Wie viele Klimaschutz-Volksbegehren wollen wir noch unterschreiben?

Die Forderungen des aktuellen Klimaschutzbegehrens sind richtig, korrekt, interessant und werden (fast) nichts bewirken. Im Gegenteil: Sind es optisch zu wenige, die sich aufs Gemeindeamt bemühen, dann ist´s ein Rückschlag und kann gegen die Willigen gewendet werden. Seht her, das sind gar nicht so viele, die Angst vor dem Klimawandel haben? Wie viele Mandate sind es? Sooo wenige. Gottseidank – wir können weitermachen wie bisher.

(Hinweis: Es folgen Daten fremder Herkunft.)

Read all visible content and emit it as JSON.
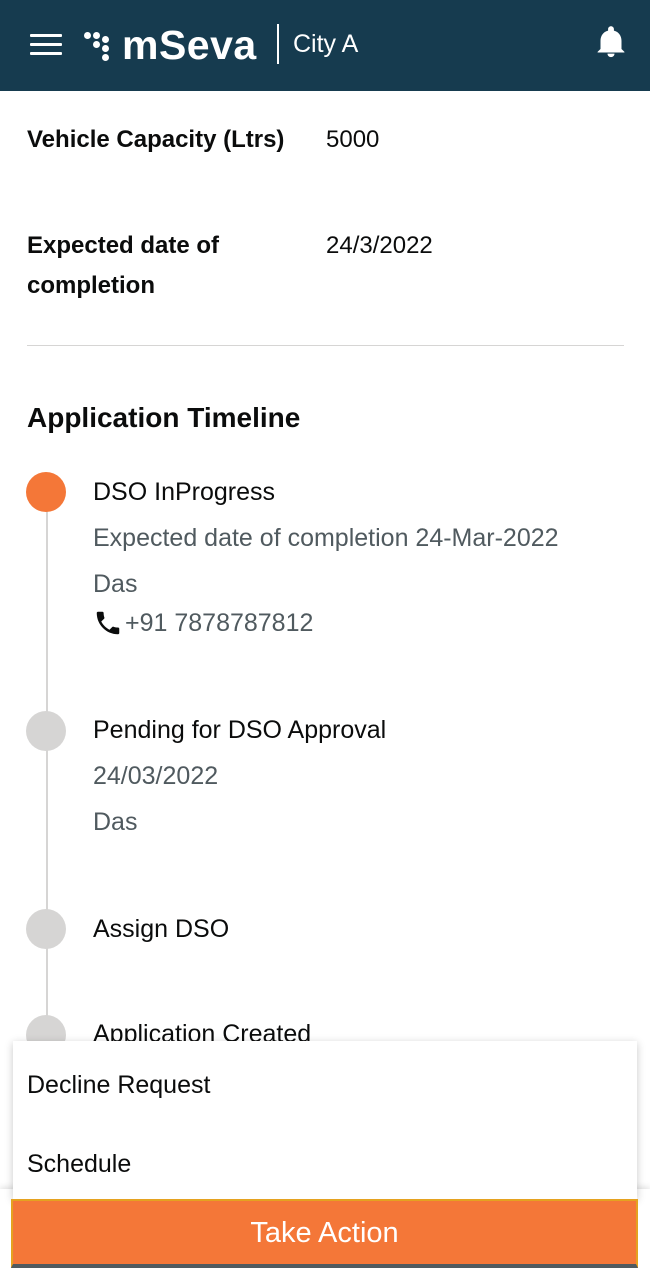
{
  "header": {
    "app_name": "mSeva",
    "city": "City A",
    "menu_icon": "hamburger-menu-icon",
    "notification_icon": "bell-icon",
    "colors": {
      "background": "#163b4f",
      "text": "#ffffff"
    }
  },
  "details": [
    {
      "label": "Vehicle Capacity (Ltrs)",
      "value": "5000"
    },
    {
      "label": "Expected date of completion",
      "value": "24/3/2022"
    }
  ],
  "timeline": {
    "title": "Application Timeline",
    "items": [
      {
        "status": "DSO InProgress",
        "detail": "Expected date of completion 24-Mar-2022",
        "assignee": "Das",
        "phone": "+91 7878787812",
        "active": true
      },
      {
        "status": "Pending for DSO Approval",
        "date": "24/03/2022",
        "assignee": "Das",
        "active": false
      },
      {
        "status": "Assign DSO",
        "active": false
      },
      {
        "status": "Application Created",
        "active": false
      }
    ],
    "colors": {
      "active": "#f47738",
      "inactive": "#d6d5d4"
    }
  },
  "action_menu": {
    "items": [
      "Decline Request",
      "Schedule"
    ]
  },
  "footer": {
    "take_action_label": "Take Action",
    "colors": {
      "button": "#f47738"
    }
  }
}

Und sind es viele, dann wird man sagen: Oh ja, das bestärkt uns in unserem Kurs!

Welcher Kurs? Die heimische Bundesregierung verfolgt einen Schlingerkurs, was den Umweltschutz betrifft. Oder sagen wir: eine Doppelstrategie.

Anstrengungen werden eher nur dort unternehmen, wo es nicht allzu weh tut. Gerade wurde ein Klimapaket beschlossen, das den Namen nicht verdient und nur einige wenige bevorzugt. Schön für die Land- und Forstwirtschaft, mag sein. Und zu Recht freuen sich die Hersteller von Dämmstoffen oder Pellets sehr über die 750 Millionen Euro, die in den beiden kommenden Jahren für die Sanierungen ausgegeben werden.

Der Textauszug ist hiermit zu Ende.